Jon Jo said, "He has a bad leg."

"He fell off a ladder, everyone knows that."

"And he ran from the S.A.S. feckers who shot the Devitt boy and Jacko and Malachy . . ."

"You'd kill him? Wouldn't matter what I said?’’

He said, heavy, "Touts is for killing. Doesn't matter who they are, doesn't matter what friends they have, they're for killing . . . Time I was gone."

When he was out of the bed he pulled the sheets and blankets back over her. The fear of the tout had broken the loving. He dressed in the darkness and he sensed that she had turned away from him. When he was dressed he picked up her nightdress and carried it to the bed, and put it underneath the bedding to warm it for her. He kissed her and there was no response from her. Last thing, he lifted the Kalashnikov rilfle up from the carpet and held it loosely in his hand as he stood at the door and looked on her.

He went to stand by Kevin’s bed, to kneel and kiss the boy's cheek and then he went out through the kitchen where he took the food that she had made
him, through the
larder window, under the shadow of the farm buildings, through the cover of the hedgerows, up into the mountain. He would sleep, and after he had slept he would think on a meeting with Mossie Nugent.

He listened to Hobbes on the secure telephone. The voice was distant and without emotion. He'd taught Hobbes. Hobbes was his creature.

"... Yes, I confirm it, they're back and they've their heads down. The weather? Well, it's foul, it's like it always is. They've the right clothing, they're well dug in. I appreciate it isn't a picnic, but it's what they're trained for, Ernest. They've a meeting scheduled with Song Bird, sometime in the middle of the day. They had the camera on the farmhouse all night, saw nothing, not sight nor sound of him. The dog didn't even bark. He's there, somewhere, that's certain. It's only a matter of time."

Wilkins stood in the Emergency Operations room and held the telephone tight against his ear. He was shaved, showered, and dressed.

His concession to a crisis was that his suit jacket was on the hanger at the back of the door and his waistcoat was unbuttoned and held together by the chain of his watch.

"You're not pushing them too hard?"

"They know they'll get a good kick from me if they don't manage the business, Ernest. She's in great form, as you'd expect. She's satisfied with Brennard, says he's standing up well. Actually, that's like getting an Oscar from her ..."

"There is the back-up."

"It's our show, Ernest, and if we can manage it on our own then that is how it will be, that's what I've told her. Quite frankly, I hope we piss all over those policemen."

"Safety must come first."

He put the telephone down. Bill was doing the duty watch, and had been late in with all the familiar excuses about roadworks on the Hammersmith flyover ... If it went wrong, if it wasn't safety first and it failed, then, by God, oh yes, Hobbes was for the jump, oh yes . . . and for himself, if it went wrong, the Cornish cottage, and the endless damp, and oblivion.

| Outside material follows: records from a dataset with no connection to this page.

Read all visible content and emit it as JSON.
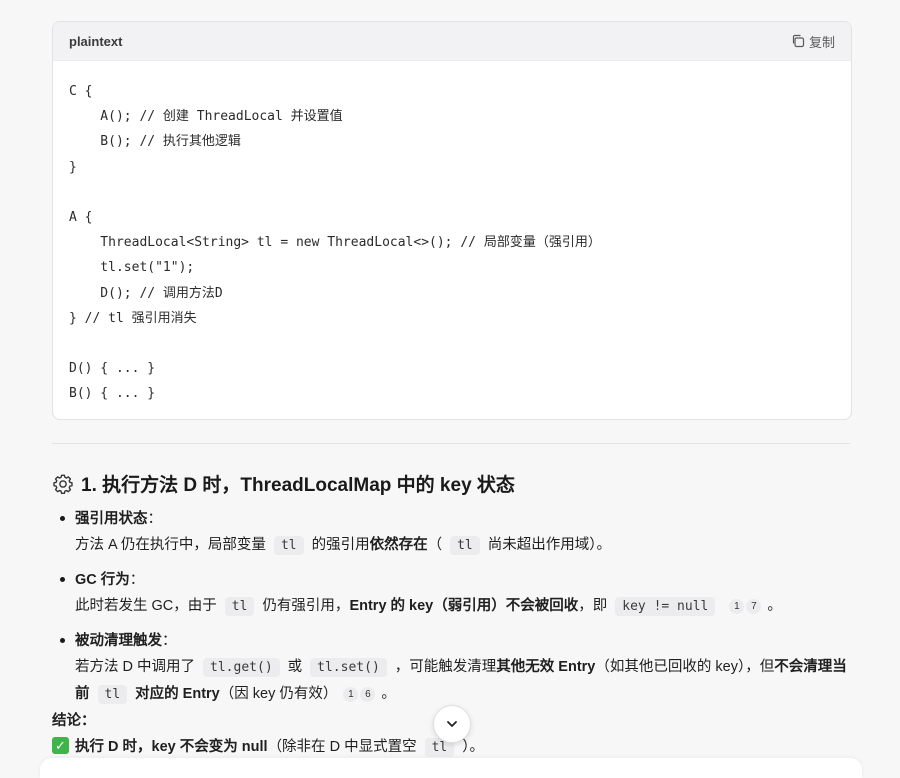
{
  "code_block": {
    "language": "plaintext",
    "copy_label": "复制",
    "lines": [
      "C {",
      "    A(); // 创建 ThreadLocal 并设置值",
      "    B(); // 执行其他逻辑",
      "}",
      "",
      "A {",
      "    ThreadLocal<String> tl = new ThreadLocal<>(); // 局部变量（强引用）",
      "    tl.set(\"1\");",
      "    D(); // 调用方法D",
      "} // tl 强引用消失",
      "",
      "D() { ... }",
      "B() { ... }"
    ]
  },
  "section": {
    "title": "1. 执行方法 D 时，ThreadLocalMap 中的 key 状态",
    "icon": "gear-icon"
  },
  "bullets": [
    {
      "title": "强引用状态",
      "parts": [
        "方法 A 仍在执行中，局部变量",
        "tl",
        "的强引用",
        "依然存在",
        "（",
        "tl",
        "尚未超出作用域）。"
      ]
    },
    {
      "title": "GC 行为",
      "parts": [
        "此时若发生 GC，由于",
        "tl",
        "仍有强引用，",
        "Entry 的 key（弱引用）不会被回收",
        "，即",
        "key != null",
        "1",
        "7",
        "。"
      ]
    },
    {
      "title": "被动清理触发",
      "parts": [
        "若方法 D 中调用了",
        "tl.get()",
        "或",
        "tl.set()",
        "，可能触发清理",
        "其他无效 Entry",
        "（如其他已回收的 key），但",
        "不会清理当前",
        "tl",
        "对应的 Entry",
        "（因 key 仍有效）",
        "1",
        "6",
        "。"
      ]
    }
  ],
  "conclusion": {
    "label": "结论",
    "parts": [
      "执行 D 时，key ",
      "不会变为 null",
      "（除非在 D 中显式置空",
      "tl",
      "）。"
    ]
  },
  "colors": {
    "check": "#3fb44a",
    "inline_code_bg": "#ececee"
  }
}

"He's back, Mossie, and I'm chancing my neck telling you."

"Why's that?"

"He's like a mad bull, all strung up. He's not the Jon Jo I knew."

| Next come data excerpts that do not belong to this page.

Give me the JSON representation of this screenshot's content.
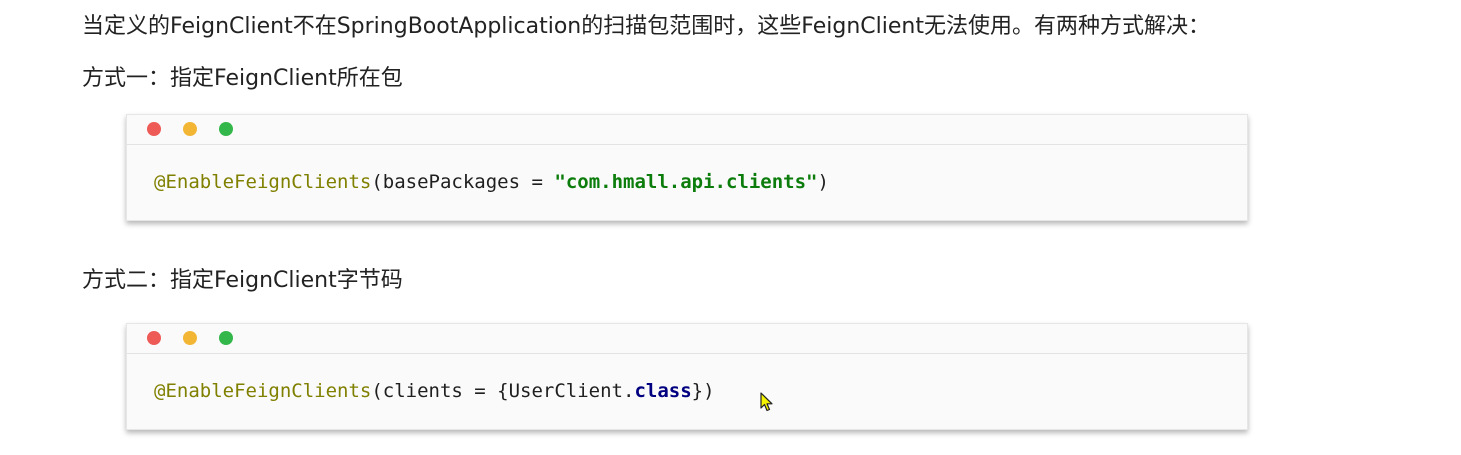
{
  "intro": "当定义的FeignClient不在SpringBootApplication的扫描包范围时，这些FeignClient无法使用。有两种方式解决：",
  "method1": {
    "heading": "方式一：指定FeignClient所在包",
    "code": {
      "annotation": "@EnableFeignClients",
      "open": "(basePackages = ",
      "string": "\"com.hmall.api.clients\"",
      "close": ")"
    }
  },
  "method2": {
    "heading": "方式二：指定FeignClient字节码",
    "code": {
      "annotation": "@EnableFeignClients",
      "open": "(clients = {UserClient.",
      "keyword": "class",
      "close": "})"
    }
  },
  "window_controls": [
    "close",
    "minimize",
    "maximize"
  ],
  "colors": {
    "annotation": "#808000",
    "string": "#0c7d0c",
    "keyword": "#000080",
    "close_dot": "#ee5a56",
    "minimize_dot": "#f2b634",
    "maximize_dot": "#34b74a"
  }
}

"No reason for me to be feared of him."

"He's talking about touts, he's asking about Patsy Riordan."

"That was settled."

"He's asking whether Patsy Riordan was the real thing."

"What's that to me?"

"He's on the mountain, it's like it's festering in him, that there's a tout.

He won't move till he's satisfied."

"Why's you telling me?"

"This is friend's talk, Mossie. Get yourself the hell out of here if there's things you can't answer. Watch yourself, God knows where he'll come from, but don't be there if you can't take the questions."